6. Debt saturation. Corporate profits soared from $800 billion annually to $3.5 trillion in 2022 on the tailwinds of public and private debt skyrocketing from $30 trillion in 2000 to $95 trillion today. With the era of zero cost of debt over, we’ve entered an era of debt saturation: households, government and enterprises can no longer afford to take on more debt without triggering unintended consequences or slashing discretionary spending to service the higher costs of new and existing debts.

Since growth depends on the ceaseless expansion of debt and the discretionary spending it enables, growth reverses along with discretionary spending. Corporations will find it impossible to keep prices at nosebleed levels as consumer demand plummets while costs remain sticky.

Rather than being the New Normal, corporations skimming 11% of GDP as profits was a one-time outlier resulting from the one-time boost of hyper-financialization, hyper-globalization and ZIRP. US GDP is around $26 trillion according to the Bureau of Economic Analysis (BEA). Corporate profits sagged a bit to $3.2 trillion in Q1 2023, roughly 12.3% of GDP.
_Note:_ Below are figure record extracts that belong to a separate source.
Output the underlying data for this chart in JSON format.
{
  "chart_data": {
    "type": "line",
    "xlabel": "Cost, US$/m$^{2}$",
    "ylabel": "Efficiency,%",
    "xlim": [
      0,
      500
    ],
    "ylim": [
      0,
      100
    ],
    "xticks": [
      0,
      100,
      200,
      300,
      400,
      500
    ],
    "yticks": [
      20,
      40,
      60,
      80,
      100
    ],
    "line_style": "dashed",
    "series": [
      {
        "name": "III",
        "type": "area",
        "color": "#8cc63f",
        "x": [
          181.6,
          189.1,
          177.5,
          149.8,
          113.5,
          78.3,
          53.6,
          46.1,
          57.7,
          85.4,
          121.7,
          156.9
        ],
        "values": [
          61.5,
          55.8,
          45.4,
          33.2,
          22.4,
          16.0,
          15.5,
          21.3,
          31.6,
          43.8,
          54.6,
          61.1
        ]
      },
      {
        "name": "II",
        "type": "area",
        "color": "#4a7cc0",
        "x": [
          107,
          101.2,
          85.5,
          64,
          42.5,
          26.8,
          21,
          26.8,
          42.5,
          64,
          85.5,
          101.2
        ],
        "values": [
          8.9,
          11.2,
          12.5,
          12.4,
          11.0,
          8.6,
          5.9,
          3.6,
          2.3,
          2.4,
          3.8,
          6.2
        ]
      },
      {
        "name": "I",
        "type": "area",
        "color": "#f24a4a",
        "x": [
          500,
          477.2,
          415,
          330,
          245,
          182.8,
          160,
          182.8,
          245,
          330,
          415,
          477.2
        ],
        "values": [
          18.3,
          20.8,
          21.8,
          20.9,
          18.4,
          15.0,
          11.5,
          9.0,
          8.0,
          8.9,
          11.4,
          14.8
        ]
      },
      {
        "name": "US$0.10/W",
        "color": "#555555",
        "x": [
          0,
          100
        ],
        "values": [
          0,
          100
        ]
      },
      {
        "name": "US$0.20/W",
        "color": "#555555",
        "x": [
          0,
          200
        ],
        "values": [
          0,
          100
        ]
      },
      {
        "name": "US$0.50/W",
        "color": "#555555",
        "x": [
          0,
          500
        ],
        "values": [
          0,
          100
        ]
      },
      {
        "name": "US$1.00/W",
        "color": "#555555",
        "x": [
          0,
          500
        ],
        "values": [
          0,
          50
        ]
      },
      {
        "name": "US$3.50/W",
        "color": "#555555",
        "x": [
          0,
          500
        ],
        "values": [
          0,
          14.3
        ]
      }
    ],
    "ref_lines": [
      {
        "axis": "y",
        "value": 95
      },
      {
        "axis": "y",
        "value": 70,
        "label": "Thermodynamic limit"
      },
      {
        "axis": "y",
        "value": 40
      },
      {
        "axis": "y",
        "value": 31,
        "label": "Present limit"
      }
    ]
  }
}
Should profits decline to 5% of GDP ($1.3 trillion), this would be in the middle of the historic range. In a real recession, they could dip to 3% of GDP ($800 billion). At 5% of GDP ($1.3 trillion), corporations would still be making money but not at rates that would justify today’s absurdly overvalued stock valuations.

The $2 trillion haircut equates to a 2/3 decline. Should stock valuations track this same decline in profits, it’s entirely reasonable to expect the stock market to lose 2/3 of its valuation premium–a premium based not on anything remotely sustainable, but on a one-off of hyper-financialization, hyper-globalization and zero interest rates.

There’s nothing wrong with a 5% of GDP run-rate for coporate profits. That’s still a very healthy return. It’s only a disaster in a highly distorted funhouse whose players have lost touch with reality.